Banyak pengalaman para penulis yang menuruti nasihat ini. Penulis yang baik biasanya tidak akan hanya menjadi author yang
mencoba menghimpun dan merepresentasikan sejumlah teks, tetapi menjadi penunda dan orang sabar terhadap semua fakta. Diam-
diam memperhatikan lava yang menggugurkan butir besi menyala dari gunung meletus, menimbulkan suspence, ketegangan,
geregetan, horor vacuui. Tak lupa harus punya stamina yang cukup baik untuk memecah filosofi absolutisme. Dia juga harus
seorang pengembira dengan munculnya banyak "ide" baru yang tidak ditemukan orang awam. Makanya bagi Barthes tulisan tidak
hanya menghasilkan wacana, tetapi wacana itu sendiri harus berbakti kepada wacana baru, demikian seterusnya

Kita dapat melihat aspek traumatik terkadang mempengaruhi seseorang untuk menulis. Baiklah disebut satu nama di sini, Lynne
Tillman. Ia menulis dalam pembukaan tulisannya Critical Fiction/Critical Self (Critical Fiction, 1991:97) sebuah frasa berbunyi
sebagai berikut, "What I keep telling my self is that I want to make this simple, to make things simple; I want to be direct. I want to
say why I write and what I write for, and out of, in as clear a way as possible-to cut to the chase to the quick, to get to the heart of it.
But nothing seems simple and I'm not certain why I write or in whose name other than my own, which is not really my name, but
my father's, which is made-up Ellis Island name, anyway."
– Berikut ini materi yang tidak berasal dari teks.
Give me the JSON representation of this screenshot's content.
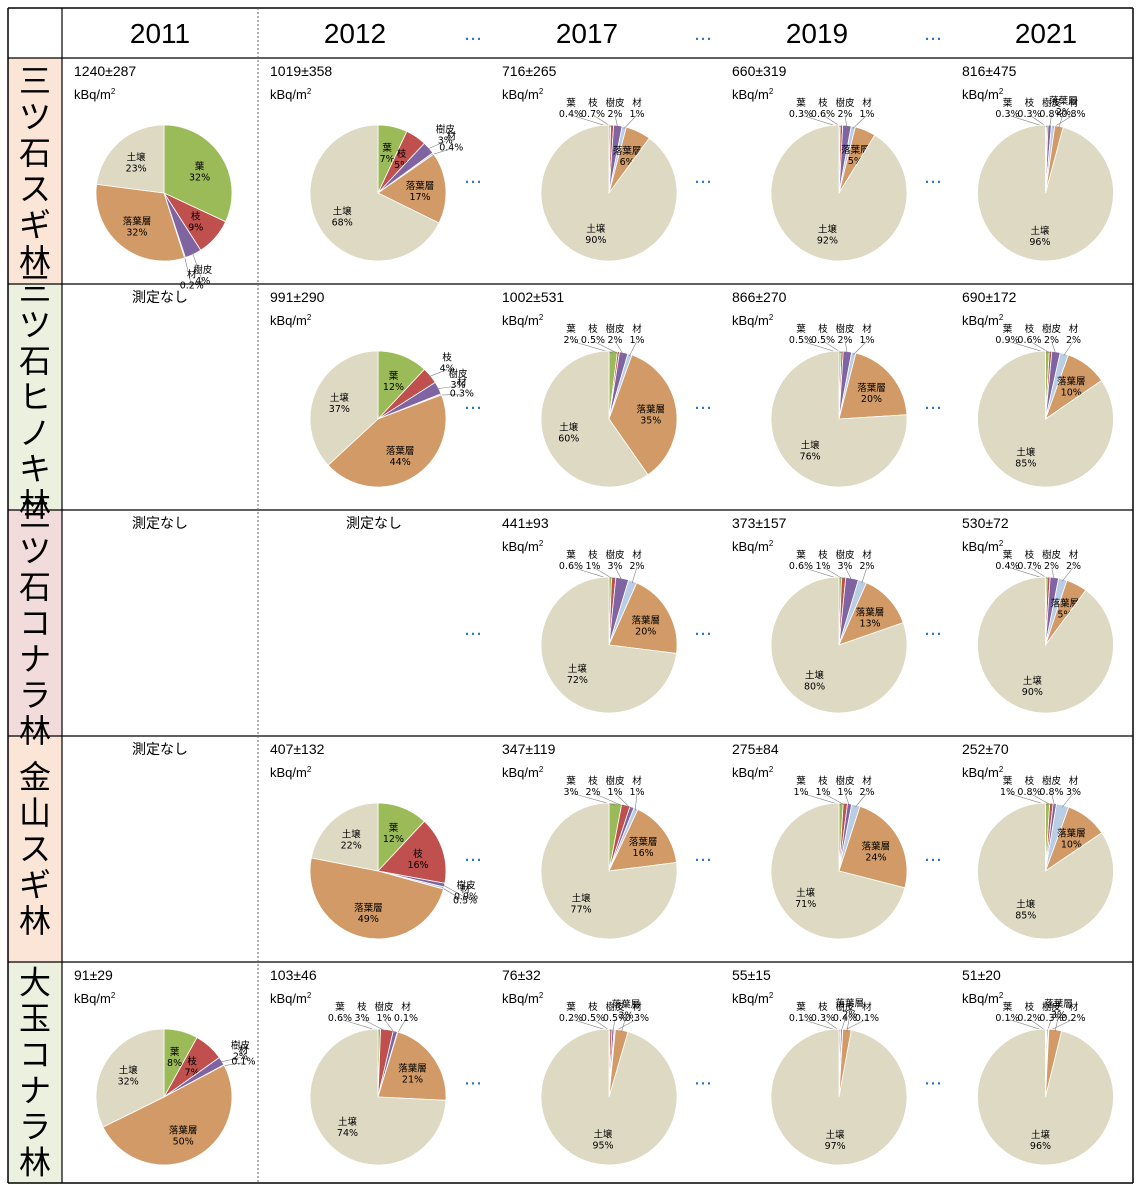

Penulis yang baik akan menghadapi pemberontakan yang sama seperti Tillman. Siapa pun yang ingin menulis biasanya memulainya
dengan nawaitu yang sederhana saja, sesuatu yang bersahaja saja. Tidak perlu berbelit, potong kompas mungkin lebih baik. Jangan
ikut serta perburuan yang mungkin melelahkan, kalau bisa langsung ke jantung persoalan.

Akan tetapi tentu tak lagi menjadi sederhana ketika kita mulai bergerak dan menitahkan pena menjadi sebuah teks. Kadangkala kita
perlu berhenti beberapa saat di depan komputer untuk tidak menulis najis dan mencampurnya dengan kesucian dalam tulisan. Atau
sekali waktu perlu memilih diksi yang tepat, atau menghapus kalimat yang sudah kadung hadir. Barthes bukan hendak bersajak di
hadapan kita manakala mengatakan "setiap teks telah menjadi galaksi yang memadat dalam berbagai karakter kultural yang begitu
banyak jumlahnya". Terlalu banyak persoalan. Terlalu banyak yang menyenangkan dan menggetarkan (blisses). Apabila situasi
sungguh begitu complicated, jangan sekali-kali berfikir untuk kembali, karena hanya akan menjerambabkan kita ke dalam
kedangkalan dan warna hitam. Sayang kalau tulisan harus mati dan tak dihiraukan oleh seorang pembaca pun.

Inilah inti dari seluruh peperangan di wilayah narasi, bahwa yang diperlukan sekarang adalah membangun fiksi (fictio) bukan fakta.
Fakta terlalu sederhana untuk harus dihadirkan kembali. Perlombaan menuju coloseum fiksi adalah sebuah sikap kritis terbaik dan
sebuah keilmiahan yang cukup penting bagi masa depan tulisan tentu saja. Tidak mungkin semua teks dalam sebuah tulisan ditelan
bulat-bulat oleh pembaca. Bisa saja terjadi dialektika, orang lain hanya mengambil punctum-nya saja-bekas cakaran dari proses
bercinta dengan teks. Luka menjadi nikmat karenanya. Parutnya akan kita ingat terus. Setia sampai mati.